İhtiyaç sahiplerine giysi ve ilaç yardımı da ulaştırıyordu!
Gaziantep’te yaşayan herkesin “Mehmet Amca” diye hitap ettiği Mehmet Tekerlek, fakirlere sadece yemek yardımı değil giysi yardımı da ulaştırdığını anlatıyor:
“Yıllar boyu sadece yemek yardımlarını ulaştırmakla kalmadım. Durumu iyi olan insanların fazla olan elbiselerini de yardıma muhtaç olan insanlara ulaştırdım. Artık 90 yaşını geçtiğim için trafikte araba kullanamıyorum. Bu nedenle, durumu iyi olan aileler bohça bohça kullanmadıkları elbiseleri ütülü ve yıkanmış şekilde benim evime getiriyorlar. Ben de İhtiyaç sahibi aileleri arıyorum ve onlarda gelip benim evimden alıyorlar. Ayrıca kullanılmayan ilaçları da eczanelere verip buradan ihtiyaç sahiplerine ulaştırıyoruz”
“Çöpe atılan yemekler, Afrika’daki açları doyurmaya yeter!”
Kentteki cenaze evleri ve düğünlerdeki artan yemeklerin de çöpe gitmesine engel olduğunu söyleyen Tekerlek, yardım aldığı yerlerden ekmek kırıntılarını dahi istediğini belirtiyor ve anlatmaya devam ediyor:
“Taziye evlerinde fazladan yemek kaldığında hemen beni çağırırlardı. Ekmek kırıntılarına kadar atmayın, diye tembihlerdim. Çünkü o ekmek kırıklarını yemek götürdüğümüz aileler sulu yemeğin içine koyar, katık ederlerdi kendilerine” diye konuştu.

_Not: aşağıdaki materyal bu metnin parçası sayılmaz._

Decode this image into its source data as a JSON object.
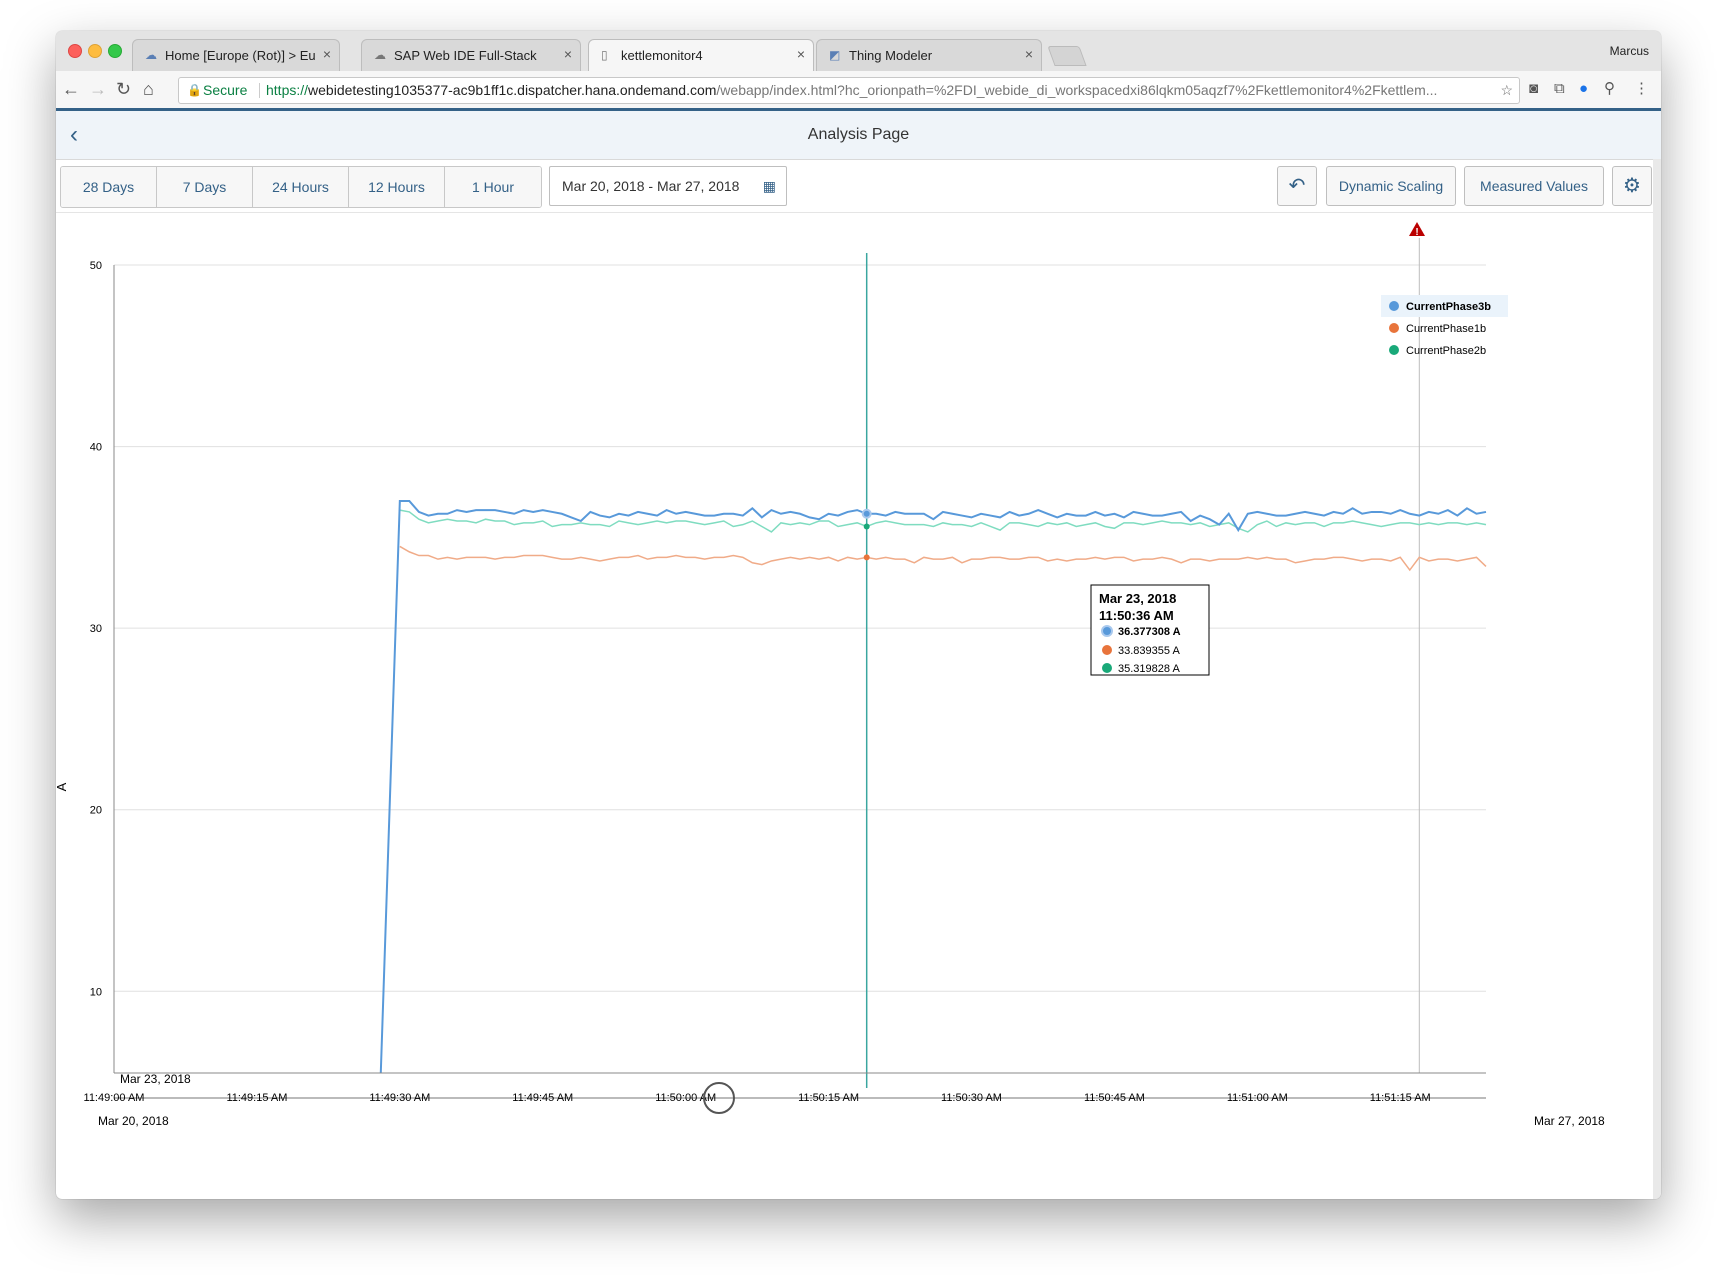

Düz yolda yürürken bile yapılacak bir iyiliğin olduğunu söyleyen Tekerlek:
“Yol üzerindeki bir taşı alıp da kenara atmak sünnettir. Yoldaki taş, bir kazaya sebebiyet verebilir. Vatandaşa ıstırap verecek, zarar verecek her şey; mesela çukur olur, taş olur mutlaka önemsemeli. Hala ben yolda gidip geldiğim yerlerde onlara çok dikkat ederim” diyerek hassasiyetini dile getirdi.
İsraf konusunda çok dikkatli olunması gerektiğini belirtirken; Türkiye genelinde israfın çok fazla olduğunu, atılan yemekler ile Afrika’da bile aç insan kalmayacağını sözlerine ekliyor.
64 yıldan bu yana her akşam çeşitli otel, lokanta, manav ve pastanelerin ihtiyaç fazlası yemek, tatlı, sebze ve meyveleri, evlerde kullanılmayan giysi ve ilaçları toplayan Mehmet Tekerlek, kentin hafızasında “Tek kişilik Kızılay” olarak hakkıyla yer alıyor.